Lorsqu’il s’agissait d’introduire des bêtes sauvages en 1998 dans la réserve de Bandia, la gazelle dama de la réserve spéciale de Guembeul et le cobe defassa (une grande antilope à poils mi-long gris-brun foncé) du Parc National du Niokolo Koba, furent capturés par télé-anesthésie avec la même procédure chimique de Flach.
Les conditions de transports désastreuses des animaux entravés, entassés et convoyés clandestinement pendant le couvre-feu dans des pick-up comme on a l’habitude de le voir impitoyablement avec les moutons de Tabaski ne sont pas étrangères à la mort de certains d’entre eux.
Si en 1999, les huit Oryx en provenance de la réserve de Hai-Bar en Israël réintroduits au parc de Guembeul du Sénégal et transportés dans un conteneur unique n’ont subi aucun dommage lors des 50 heures de route, c’est parce que toutes les conditions requises pour la translocation des algazelles ont été respectées.

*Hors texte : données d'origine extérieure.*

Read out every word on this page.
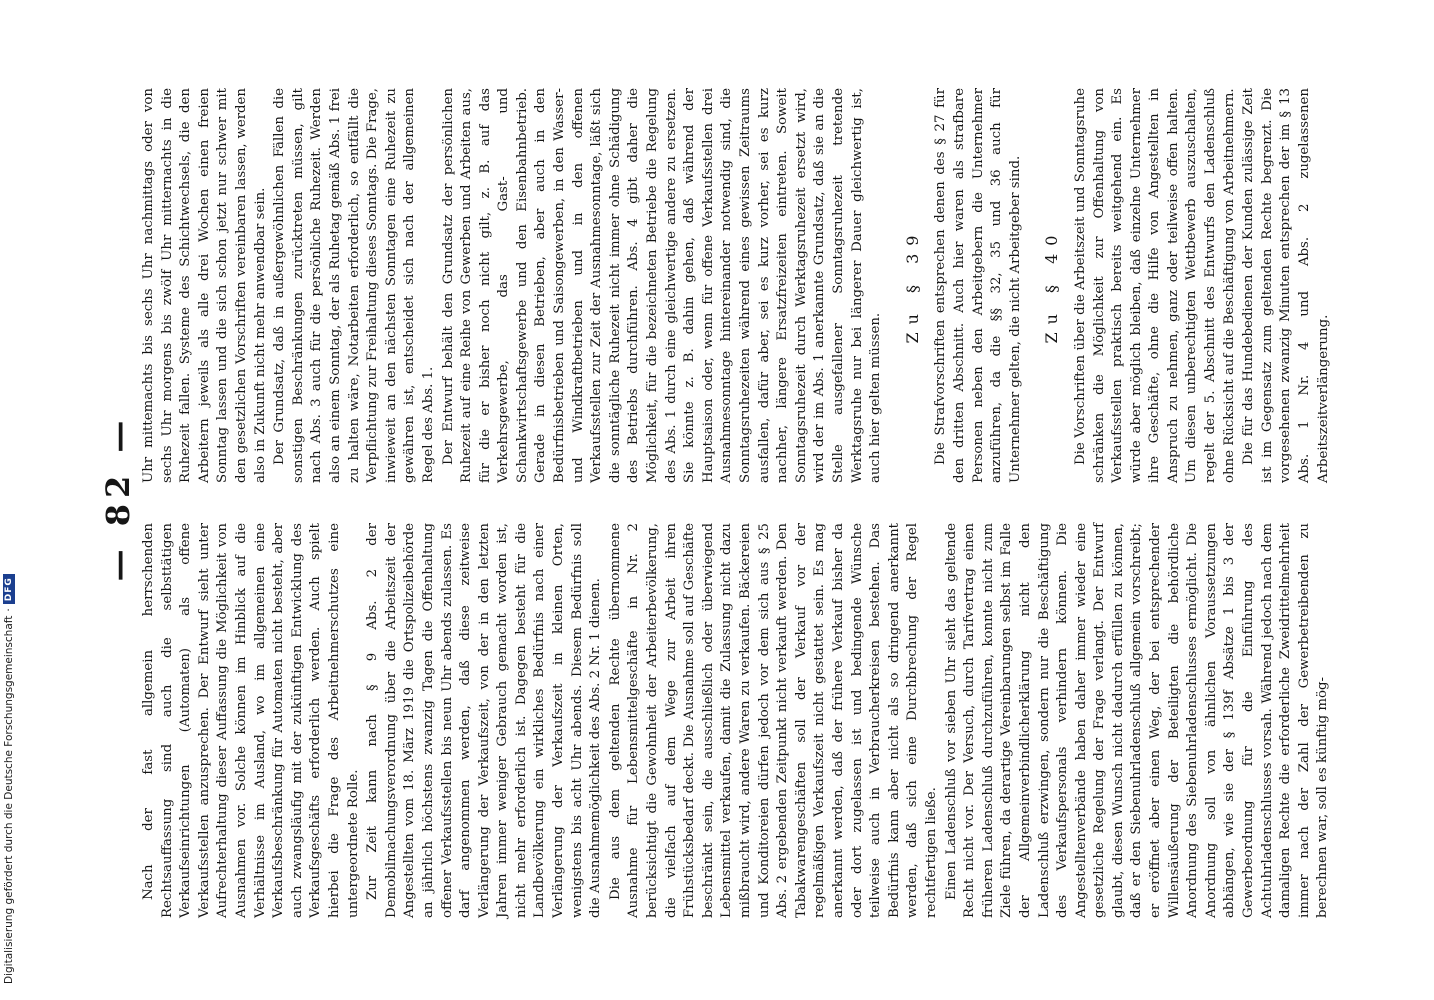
— 82 —

Nach der fast allgemein herrschenden Rechtsauffassung sind auch die selbsttätigen Verkaufseinrichtungen (Automaten) als offene Verkaufsstellen anzusprechen. Der Entwurf sieht unter Aufrechterhaltung dieser Auffassung die Möglichkeit von Ausnahmen vor. Solche können im Hinblick auf die Verhältnisse im Ausland, wo im allgemeinen eine Verkaufsbeschränkung für Automaten nicht besteht, aber auch zwangsläufig mit der zukünftigen Entwicklung des Verkaufsgeschäfts erforderlich werden. Auch spielt hierbei die Frage des Arbeitnehmerschutzes eine untergeordnete Rolle. Zur Zeit kann nach § 9 Abs. 2 der Demobilmachungsverordnung über die Arbeitszeit der Angestellten vom 18. März 1919 die Ortspolizeibehörde an jährlich höchstens zwanzig Tagen die Offenhaltung offener Verkaufsstellen bis neun Uhr abends zulassen. Es darf angenommen werden, daß diese zeitweise Verlängerung der Verkaufszeit, von der in den letzten Jahren immer weniger Gebrauch gemacht worden ist, nicht mehr erforderlich ist. Dagegen besteht für die Landbevölkerung ein wirkliches Bedürfnis nach einer Verlängerung der Verkaufszeit in kleinen Orten, wenigstens bis acht Uhr abends. Diesem Bedürfnis soll die Ausnahmemöglichkeit des Abs. 2 Nr. 1 dienen. Die aus dem geltenden Rechte übernommene Ausnahme für Lebensmittelgeschäfte in Nr. 2 berücksichtigt die Gewohnheit der Arbeiterbevölkerung, die vielfach auf dem Wege zur Arbeit ihren Frühstücksbedarf deckt. Die Ausnahme soll auf Geschäfte beschränkt sein, die ausschließlich oder überwiegend Lebensmittel verkaufen, damit die Zulassung nicht dazu mißbraucht wird, andere Waren zu verkaufen. Bäckereien und Konditoreien dürfen jedoch vor dem sich aus § 25 Abs. 2 ergebenden Zeitpunkt nicht verkauft werden. Den Tabakwarengeschäften soll der Verkauf vor der regelmäßigen Verkaufszeit nicht gestattet sein. Es mag anerkannt werden, daß der frühere Verkauf bisher da oder dort zugelassen ist und bedingende Wünsche teilweise auch in Verbraucherkreisen bestehen. Das Bedürfnis kann aber nicht als so dringend anerkannt werden, daß sich eine Durchbrechung der Regel rechtfertigen ließe. Einen Ladenschluß vor sieben Uhr sieht das geltende Recht nicht vor. Der Versuch, durch Tarifvertrag einen früheren Ladenschluß durchzuführen, konnte nicht zum Ziele führen, da derartige Vereinbarungen selbst im Falle der Allgemeinverbindlicherklärung nicht den Ladenschluß erzwingen, sondern nur die Beschäftigung des Verkaufspersonals verhindern können. Die Angestelltenverbände haben daher immer wieder eine gesetzliche Regelung der Frage verlangt. Der Entwurf glaubt, diesen Wunsch nicht dadurch erfüllen zu können, daß er den Siebenuhrladenschluß allgemein vorschreibt; er eröffnet aber einen Weg, der bei entsprechender Willensäußerung der Beteiligten die behördliche Anordnung des Siebenuhrladenschlusses ermöglicht. Die Anordnung soll von ähnlichen Voraussetzungen abhängen, wie sie der § 139f Absätze 1 bis 3 der Gewerbeordnung für die Einführung des Achtuhrladenschlusses vorsah. Während jedoch nach dem damaligen Rechte die erforderliche Zweidrittelmehrheit immer nach der Zahl der Gewerbetreibenden zu berechnen war, soll es künftig mög-

Uhr mittemachts bis sechs Uhr nachmittags oder von sechs Uhr morgens bis zwölf Uhr mitternachts in die Ruhezeit fallen. Systeme des Schichtwechsels, die den Arbeitern jeweils als alle drei Wochen einen freien Sonntag lassen und die sich schon jetzt nur schwer mit den gesetzlichen Vorschriften vereinbaren lassen, werden also in Zukunft nicht mehr anwendbar sein. Der Grundsatz, daß in außergewöhnlichen Fällen die sonstigen Beschränkungen zurücktreten müssen, gilt nach Abs. 3 auch für die persönliche Ruhezeit. Werden also an einem Sonntag, der als Ruhetag gemäß Abs. 1 frei zu halten wäre, Notarbeiten erforderlich, so entfällt die Verpflichtung zur Freihaltung dieses Sonntags. Die Frage, inwieweit an den nächsten Sonntagen eine Ruhezeit zu gewähren ist, entscheidet sich nach der allgemeinen Regel des Abs. 1. Der Entwurf behält den Grundsatz der persönlichen Ruhezeit auf eine Reihe von Gewerben und Arbeiten aus, für die er bisher noch nicht gilt, z. B. auf das Verkehrsgewerbe, das Gast- und Schankwirtschaftsgewerbe und den Eisenbahnbetrieb. Gerade in diesen Betrieben, aber auch in den Bedürfnisbetrieben und Saisongewerben, in den Wasser- und Windkraftbetrieben und in den offenen Verkaufsstellen zur Zeit der Ausnahmesonntage, läßt sich die sonntägliche Ruhezeit nicht immer ohne Schädigung des Betriebs durchführen. Abs. 4 gibt daher die Möglichkeit, für die bezeichneten Betriebe die Regelung des Abs. 1 durch eine gleichwertige andere zu ersetzen. Sie könnte z. B. dahin gehen, daß während der Hauptsaison oder, wenn für offene Verkaufsstellen drei Ausnahmesonntage hintereinander notwendig sind, die Sonntagsruhezeiten während eines gewissen Zeitraums ausfallen, dafür aber, sei es kurz vorher, sei es kurz nachher, längere Ersatzfreizeiten eintreten. Soweit Sonntagsruhezeit durch Werktagsruhezeit ersetzt wird, wird der im Abs. 1 anerkannte Grundsatz, daß sie an die Stelle ausgefallener Sonntagsruhezeit tretende Werktagsruhe nur bei längerer Dauer gleichwertig ist, auch hier gelten müssen.

Zu § 39 Die Strafvorschriften entsprechen denen des § 27 für den dritten Abschnitt. Auch hier waren als strafbare Personen neben den Arbeitgebern die Unternehmer anzuführen, da die §§ 32, 35 und 36 auch für Unternehmer gelten, die nicht Arbeitgeber sind. Zu § 40 Die Vorschriften über die Arbeitszeit und Sonntagsruhe schränken die Möglichkeit zur Offenhaltung von Verkaufsstellen praktisch bereits weitgehend ein. Es würde aber möglich bleiben, daß einzelne Unternehmer ihre Geschäfte, ohne die Hilfe von Angestellten in Anspruch zu nehmen, ganz oder teilweise offen halten. Um diesen unberechtigten Wettbewerb auszuschalten, regelt der 5. Abschnitt des Entwurfs den Ladenschluß ohne Rücksicht auf die Beschäftigung von Arbeitnehmern. Die für das Hundebedienen der Kunden zulässige Zeit ist im Gegensatz zum geltenden Rechte begrenzt. Die vorgesehenen zwanzig Minuten entsprechen der im § 13 Abs. 1 Nr. 4 und Abs. 2 zugelassenen Arbeitszeitverlängerung.

Digitalisierung gefördert durch die Deutsche Forschungsgemeinschaft
·
DFG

Le ministre Abdou Karim Sall, propriétaire de la réserve, le signataire de l’autorisation placé sous son autorité et le directeur des parcs qui a organisé le transfert illégal des gazelles au point de commettre un crime environnemental doivent être limogés de leurs postes et poursuivis judiciairement. Qu’il reste droit dans ses bottes immaculées, mais qu’il restitue à la nation sénégalaise les bêtes qui ont échappé à la mort ! Qu’il paye pour la mort des malheureux animaux et qu’il nous édifie sur le nom de cet autre ministre braconnier qui détient frauduleusement dans sa ferme des oryx algazelles !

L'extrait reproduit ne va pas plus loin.